3. Германия как интегрированная европейская держава
В действительности судьба европейской интеграци - вопрос стратегический, если серьезно отнестись к «критической величине»
вновь объединенной Германии и возвращению Германии в традиционное европейское центральное положение.
Благодаря объединению Германия, несмотря на правовое закрепление потери своих восточных провинций, стала со значительным отрывом от Италии (58 млн.), Великобритании (57 млн.) и Франции (57 млн.) самой густонаселенной европейской страной, а именно, насчитывая около 80 млн. человек, что соответствовало в 1990 г. 23 % всего населения стран - членов ЕС. За этим, однако, не последовало соответствующего увеличения немецких вооруженных сил. Напротив, они были сокращены и международным правом установлены на уровне 370 тыс. человек. Сегодня эта верхняя граница уже преодолена. На континенте в области обычных вооружений не Германия является сильнейшей державой, а, как и прежде, - Франция. К этому надо добавить, что Германия - в отличие от Великобритании и Франции - не обладает ядерным вооружением. И, конечно же, Германия в военном отношении слабее, чем евразийская великая держава Россия.
Как и прежде ведущие позиции Германии в экономической сфере являются «критической» проблемой Европы, тем более что после окончания сверхмилитаризованного конфликта Востока и Запада соотношение экономической мощи и конкуренции повысило свое политическое значение. Лидирующая позиция ФРГ по своему ВВП еще усилилась благодаря объединению Германии, хотя ВНП на душу населения из-за присоединения новых земель упал так, что место ФРГ на шкале благосостояния понизилось с третьего в 1990 г. до двенадцатого. Но если восстановление промышленного потенциала Востока будет успешным, Германия будет также и поэтому показателю снова на лидирующих позициях.

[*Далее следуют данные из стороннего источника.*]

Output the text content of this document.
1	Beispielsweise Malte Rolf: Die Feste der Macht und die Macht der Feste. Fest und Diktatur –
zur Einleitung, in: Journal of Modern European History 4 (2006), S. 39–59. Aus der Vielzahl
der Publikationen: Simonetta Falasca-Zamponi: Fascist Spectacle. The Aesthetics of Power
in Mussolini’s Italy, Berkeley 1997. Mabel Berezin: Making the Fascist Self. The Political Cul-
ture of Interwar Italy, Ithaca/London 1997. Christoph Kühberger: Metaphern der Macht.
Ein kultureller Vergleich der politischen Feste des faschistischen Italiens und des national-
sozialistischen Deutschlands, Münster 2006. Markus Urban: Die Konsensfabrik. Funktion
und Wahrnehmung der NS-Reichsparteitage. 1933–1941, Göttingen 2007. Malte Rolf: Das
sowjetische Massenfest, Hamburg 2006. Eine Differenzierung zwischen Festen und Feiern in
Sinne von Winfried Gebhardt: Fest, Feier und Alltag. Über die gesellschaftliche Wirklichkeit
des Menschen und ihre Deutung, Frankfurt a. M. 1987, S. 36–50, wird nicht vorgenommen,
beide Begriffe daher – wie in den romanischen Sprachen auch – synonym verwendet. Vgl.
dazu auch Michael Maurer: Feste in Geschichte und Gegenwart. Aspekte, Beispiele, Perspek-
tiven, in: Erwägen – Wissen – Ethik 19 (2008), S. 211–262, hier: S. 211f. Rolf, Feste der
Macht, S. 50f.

Уже «старая» ФРГ была в большой степени интегрирована в регион Западной Европы - «с высокой степенью интегрированности и сильным влиянием»; Западная Германия имела «структурное влияние в своем регионе».15 Андрей Марковиц и Симон Райх доказывают, что уже в 70-Х-80-Х годах сформировалась экономическая гегемония Федера-
тивной Республики в ЕС, потому что «общий рынок (Marktgeschehen) ЕС был завоеван немецким экспортом»17 (в особенности они ссылаются на высокую и в этом десятилетии еще подросшую долю немецкого экспорта в общих объемах внутреннего экспорта ЕС). Так как одновременно значительно возросла восточная торговля Германии, западногерманский экспорт в восточноевропейские страны занял, с большим отрывом от экспорта в этот регион других западных индустриальных держав, лидирующую позицию, и ФРГ стала для восточноевропейских стран важнейшим торговым партнером. Уже за год до объединения Марковиц и Райх предсказывали и для Восточной Европы немецкую экономическую гегемонию, которая будет опираться на культурную гегемонию. Структурная гегемония была там даже еще более ярко выраженной, так как все «институциональные ограничения, которым немцы на Западе подчинены в своей деятельности ввиду их членства в ЕС, на Востоке отсутствуют.
Тот факт, что экономическая гегемония Германии в Западной и Восточной Европе укрепилась после объединения в 90-х годах, является тезисом, который оба автора пытаются обосновать в новой книге.18 В самом деле достойно внимания то обстоятельство, что немецкий восточный экспорт обнаруживает динамику роста. А германские прямые инвестиции в Восточную Европу составили уже в 1995 г. 3 млрд. немецких марок и соответствовали тем самым уровню инвестиций в США. Так же торговля с Центральной и Восточной Европой (около 7% от всей внешней торговли ФРГ) составляет примерно такую же долю, как и торговля с США (7,8%). Таким образом, Германия занимает в Центральной и Восточной Европе «стратегические позиции на рынке» (Ханс-Мартин Бур-кхардт). Одновременно все-таки доля рынка Германии во внутреннем экспорте стран ЕС непрерывно снижалась - с 26,1 % ( 1990) до 23,2% (1994),
19
однако она по-прежнему лидирует со значительным отрывом.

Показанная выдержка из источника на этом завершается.